Analysis of a European general wildlife health surveillance program: Chances, challenges and recommendations

Abstract

In a One Health perspective general wildlife health surveillance (GWHS) gains importance worldwide, as pathogen transmission among wildlife, domestic animals and humans raises health, conservation and economic concerns. However, GWHS programs operate in the face of legal, geographical, financial, or administrative challenges. The present study uses a multi-tiered approach to understand the current characteristics, strengths and gaps of a European GWHS that operates in a fragmented legislative and multi-stakeholder environment. The aim is to support the implementation or improvement of other GWHS systems by managers, surveillance experts, and administrations. To assess the current state of wildlife health investigations and trends within the GWHS, we retrospectively analyzed 20 years of wildlife diagnostic data to explore alterations in annual case numbers, diagnosed diseases, and submitter types, conducted an online survey and phone interviews with official field partners (hunting administrators, game wardens and hunters) to assess their case submission criteria as well as their needs for post-mortem investigations, and performed in-house time estimations of post-mortem investigations to conduct a time-per-task analysis. Firstly, we found that infectious disease dynamics, the level of public awareness for specific diseases, research activities and increasing population sizes of in depth-monitored protected species, together with biogeographical and political boundaries all impacted case numbers and can present unexpected challenges to a GWHS. Secondly, we found that even a seemingly comprehensive GWHS can feature pronounced information gaps, with underrepresentation of common or easily recognizable diseases, blind spots in non-hunted species and only a fraction of discovered carcasses being submitted. Thirdly, we found that substantial amounts of wildlife health data may be available at local hunting administrations or disease specialist centers, but outside the reach of the GWHS and its processes. In conclusion, we recommend that fragmented and federalist GWHS programs like the one addressed require a central, consistent and accessible collection of wildlife health data. Also, considering the growing role of citizen observers in environmental research, we recommend using online reporting systems to harness decentrally available information and fill wildlife health information gaps.

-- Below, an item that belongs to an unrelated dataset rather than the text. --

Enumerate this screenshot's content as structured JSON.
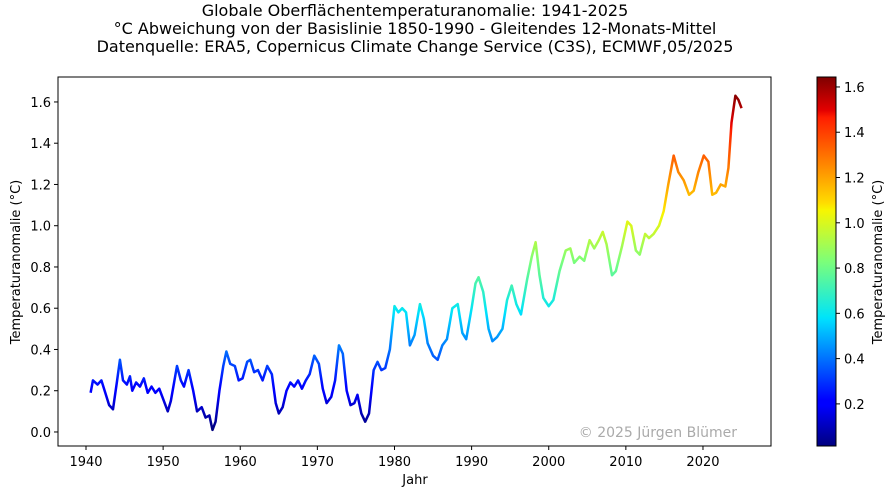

Fig 1. Study setting Switzerland is a federative state comprising 26 states (“cantons”) which feature three distinct hunting regimes.

The diagnostic institute is located in the capital city Bern. Map data ©swisstopo.

Fig 2. Case submissions.

A) Total case numbers. Annual number of carcasses submitted for post-mortem investigation to the diagnostic institute during the study period (2002–2019). B) species-specific submissions. of birds, lagomorphs, rodents, carnivores, amphibians and reptiles (see Table 1 for species grouping) during the study period. C) Pathogen-specific trends. Most common diagnosed diseases in land birds and other taxa/species (lagomorphs, beaver, carnivores) during the study period.

Fig 3. Submission patterns.

A) Submitter roles. ~2/3^rd of all cases are submitted through hunting-associated stakeholders, while ~1/3^rd of cases came from other stakeholders in 2002, 2010, and 2019. The contributions of certain alternative sources are alternating through the years. B) Submitter location. Between 2002 and 2019, the geographic origin of the submissions expanded to previously uncovered regions and administrative units. Map data ©swisstopo.

Fig 4. Submission gaps.

A) Species gaps. Only ~3% of ungulates and carnivore carcasses were submitted to the GWHS for examination. For lagomorphs the numbers were much higher. B) Geographic gaps. Not all species groups were represented equally in all geographic areas. Data from 2002, 2010 and 2019 together illustrated that ungulates and carnivores (hunted and protected species) were submitted from all over the country, while small species (not hunted) were mostly submitted by areas north of the alps. Map data ©swisstopo.

Fig 5. Knowledge and data sources, collection points, gaps, and recommendations.

Wildlife health surveillance (WHS) knowledge and expertise is scattered across various levels of geographic areas and expertise. Citizens, local experts, general surveillance, targeted surveillance, research projects, and specialist centers each contribute different types of expertise (violet), and their knowledge is currently collected at different sites (teal). More holistic collection options would include a central database that is accessible for all contributors, and the inclusion of online reporting systems (ORS) in the data collection process (orange). Importantly, local veterinarians are presently not allowed to handle/treat wildlife except for euthanasia to end suffering, and official veterinarians are usually not trained to recognize or deal with wildlife disease.